Google Analytics is a powerful web analytics tool. A Google Analytics power user might rely on it to establish goals, analyze campaign performance, drive e-commerce, and gain a deeper understanding of customer behavior.
I’ve seen far too many businesses set up Google Analytics… then stop. The tools gathers data. And every now and then people log in, look at the total number of visitors over a period of time, and log out. Unfortunately, the data is useful only if you act on it.
So to get you started, here are four ways to put Google Analytics data to work for your business’s website.
(Note: the following assumes you already have Google Analytics configured and gathering data for your site. If you haven’t done that yet, see “Five things you should know about Google Analytics” from TechRepublic and “Get started with Analytics” from Google.)
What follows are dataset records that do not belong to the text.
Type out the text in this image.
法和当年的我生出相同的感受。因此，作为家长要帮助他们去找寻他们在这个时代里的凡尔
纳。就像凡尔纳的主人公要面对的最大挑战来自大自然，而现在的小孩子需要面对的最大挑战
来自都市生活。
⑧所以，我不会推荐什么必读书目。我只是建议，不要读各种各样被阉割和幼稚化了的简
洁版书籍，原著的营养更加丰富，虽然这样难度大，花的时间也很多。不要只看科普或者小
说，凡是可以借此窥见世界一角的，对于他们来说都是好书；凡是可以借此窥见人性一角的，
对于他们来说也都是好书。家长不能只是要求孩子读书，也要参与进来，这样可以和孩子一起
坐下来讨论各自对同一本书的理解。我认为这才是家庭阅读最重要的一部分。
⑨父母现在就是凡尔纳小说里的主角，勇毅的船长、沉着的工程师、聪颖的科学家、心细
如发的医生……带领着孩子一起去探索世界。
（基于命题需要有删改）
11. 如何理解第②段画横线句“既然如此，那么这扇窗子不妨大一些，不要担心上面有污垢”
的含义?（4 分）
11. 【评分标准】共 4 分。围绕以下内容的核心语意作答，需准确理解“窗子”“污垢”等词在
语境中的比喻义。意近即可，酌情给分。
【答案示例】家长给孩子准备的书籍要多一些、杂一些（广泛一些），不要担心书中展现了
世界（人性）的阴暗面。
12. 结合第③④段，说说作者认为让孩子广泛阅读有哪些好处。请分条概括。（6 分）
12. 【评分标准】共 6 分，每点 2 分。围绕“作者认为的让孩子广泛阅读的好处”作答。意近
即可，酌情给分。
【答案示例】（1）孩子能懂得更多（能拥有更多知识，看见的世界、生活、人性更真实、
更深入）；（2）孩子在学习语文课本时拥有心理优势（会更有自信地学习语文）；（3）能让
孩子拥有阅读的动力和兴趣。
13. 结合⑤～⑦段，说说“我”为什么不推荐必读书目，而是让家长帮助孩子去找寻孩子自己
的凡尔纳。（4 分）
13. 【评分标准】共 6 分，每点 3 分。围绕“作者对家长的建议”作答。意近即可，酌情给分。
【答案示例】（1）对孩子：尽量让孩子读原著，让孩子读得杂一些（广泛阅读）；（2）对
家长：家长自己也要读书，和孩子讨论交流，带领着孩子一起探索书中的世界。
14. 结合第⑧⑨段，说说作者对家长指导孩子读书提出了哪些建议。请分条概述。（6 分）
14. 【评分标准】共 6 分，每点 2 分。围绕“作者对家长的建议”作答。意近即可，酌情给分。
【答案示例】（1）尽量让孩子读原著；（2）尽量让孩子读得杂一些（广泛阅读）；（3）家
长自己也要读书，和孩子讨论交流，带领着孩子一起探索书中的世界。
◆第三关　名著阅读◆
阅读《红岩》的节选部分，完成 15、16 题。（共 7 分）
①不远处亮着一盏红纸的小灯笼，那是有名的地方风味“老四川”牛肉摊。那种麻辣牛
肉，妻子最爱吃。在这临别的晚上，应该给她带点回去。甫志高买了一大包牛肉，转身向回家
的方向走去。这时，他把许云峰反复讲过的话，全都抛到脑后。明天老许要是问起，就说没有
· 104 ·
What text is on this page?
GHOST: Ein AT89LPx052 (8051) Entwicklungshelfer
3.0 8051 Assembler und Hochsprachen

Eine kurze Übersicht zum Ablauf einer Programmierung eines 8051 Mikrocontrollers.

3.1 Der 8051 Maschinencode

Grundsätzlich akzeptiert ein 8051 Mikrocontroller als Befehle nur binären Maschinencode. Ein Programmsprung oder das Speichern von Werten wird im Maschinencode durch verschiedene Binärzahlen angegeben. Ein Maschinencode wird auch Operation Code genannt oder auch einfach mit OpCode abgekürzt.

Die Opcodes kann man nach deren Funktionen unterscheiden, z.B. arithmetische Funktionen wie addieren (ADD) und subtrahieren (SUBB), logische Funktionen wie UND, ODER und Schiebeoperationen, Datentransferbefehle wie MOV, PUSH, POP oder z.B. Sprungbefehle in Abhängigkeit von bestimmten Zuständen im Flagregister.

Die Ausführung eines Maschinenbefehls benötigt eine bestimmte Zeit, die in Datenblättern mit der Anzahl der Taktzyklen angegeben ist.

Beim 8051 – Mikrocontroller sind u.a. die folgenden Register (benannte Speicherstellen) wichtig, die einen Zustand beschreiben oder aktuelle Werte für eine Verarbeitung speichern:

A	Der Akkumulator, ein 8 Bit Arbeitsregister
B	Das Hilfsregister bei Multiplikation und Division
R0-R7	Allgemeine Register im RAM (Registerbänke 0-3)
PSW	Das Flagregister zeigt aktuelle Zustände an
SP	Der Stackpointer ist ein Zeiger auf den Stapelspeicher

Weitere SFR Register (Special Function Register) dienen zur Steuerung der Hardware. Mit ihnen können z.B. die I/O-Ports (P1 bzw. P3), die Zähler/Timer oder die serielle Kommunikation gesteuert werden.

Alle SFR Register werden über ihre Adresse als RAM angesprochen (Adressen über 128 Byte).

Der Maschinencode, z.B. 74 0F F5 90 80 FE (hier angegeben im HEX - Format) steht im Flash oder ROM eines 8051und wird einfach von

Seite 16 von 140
1. Focus on content people care about
Look at Pageviews (see Behavior > Overview) to understand the most viewed pages on your site. Limit your focus to the pages that get the majority–more than 50%–of your traffic. Use the Pageview % data to identify the most important pages. As you can see in Figure A, it takes just four pages before the “50% of pageviews” total is crossed (i.e., 36.74% + 6.59% + 4.69 + 3.32% = 51.34%). Extending further, just eight pages comprise 60% of Pageviews on the site.
Make sure the content on these most-viewed pages is up to date and accurate, since it’s the content the majority of visitors care about.
2. Streamline site navigation
Look at the Behavior flow report (see Behavior > Behavior flow) to understand page navigation patterns (Figure B). The report shows three things: the pages where most site visitors start, the page(s) they navigate to next, and when they leave the site (i.e., “drop off”).
Pay attention to the path to the most viewed pages on a site. For example, I worked with an executive search firm where the “job openings” page was the most popular page. The behavior flow report showed that from the home page, people navigated to a “career opportunities” page, then to the “job openings” page. This suggested two possible simpler flows: put a direct link to the “job openings” page on the home page, or even put the “job openings” content on the home page. Either change would make it easier for viewers to get to the “job openings” content faster.
Change your website’s navigation to reduce the number of taps (or clicks) it takes for visitors to get to popular pages.
3. Make sure your site works well for visitors
Google Analytics tracks the tools people use to access your site. You can identify whether people use desktops, tablets, or phones (see Audience > Mobile > Overview). You can also see which mobile devices and browsers people use (see Audience > Mobile > Device, and Audience > Technology > Browser & OS, respectively).
The technology adoption and usage patterns of people who visit your site may vary from the headlines you read about in the news. Not every site receives the majority of visits from a Chrome web browser on an Android phone, even though that is the most commonly used browser and device globally.
Again, make sure your site works as you want it to on the platforms your visitors use. For example, in the sample site shown in Figure C, 54.72% of visitors access the site from a desktop, and 61.51% use Chrome. Among mobile devices, 30.83% of visits are from an Apple iPhone. So for this site, at a minimum, test it in Chrome on a desktop and on an iPhone.
Most modern website content management systems automatically adapt content to work well with a variety of devices and web browsers. But if you find that your site site doesn’t work well on the device or browser most of your visitors use, you may need to change to a different site template/theme or move your site to a different content management system.
4. Improve promotions
Find out how visitors arrived at your site with Acquisitions Overview (see Acquisition > Overview). The data tells you the percentage of visitors who typed/tapped the address in (“direct”), followed a link from another site (“referral”), connected with a link from social media, or arrived at the site after a search (Figure D).
You may also explore any of the referral sources to see more details. For example, look at “referral” traffic to see which sites link to yours. An art gallery I work with receives some web traffic from a nearby hotel’s website, which provides an opportunity to start a conversation about offline partnerships, since some hotel guests clearly are interested in art. Similarly, delve into the traffic from social media sources, such as Facebook, Twitter, or Pinterest. You may discover that one–or more–of those social media services drives traffic to your site, even if you don’t actively use it.
Check in on your Google Analytics data periodically. For many small to midsize businesses, a look at Google Analytics data each month–or even each quarter–may be sufficient. And don’t redesign your site on Tuesday just because you noticed traffic went down on Monday. (Well, that is, unless you’re Amazon or Google. But both of those companies have years of data and huge numbers of customers. Most businesses don’t.) Keep in mind that many businesses experience seasonal traffic changes. As you do with financial statements, compare data to the same period for the prior year. If you’ve made adjustments–that is, if you’ve acted on the data above–the difference should show up in the numbers.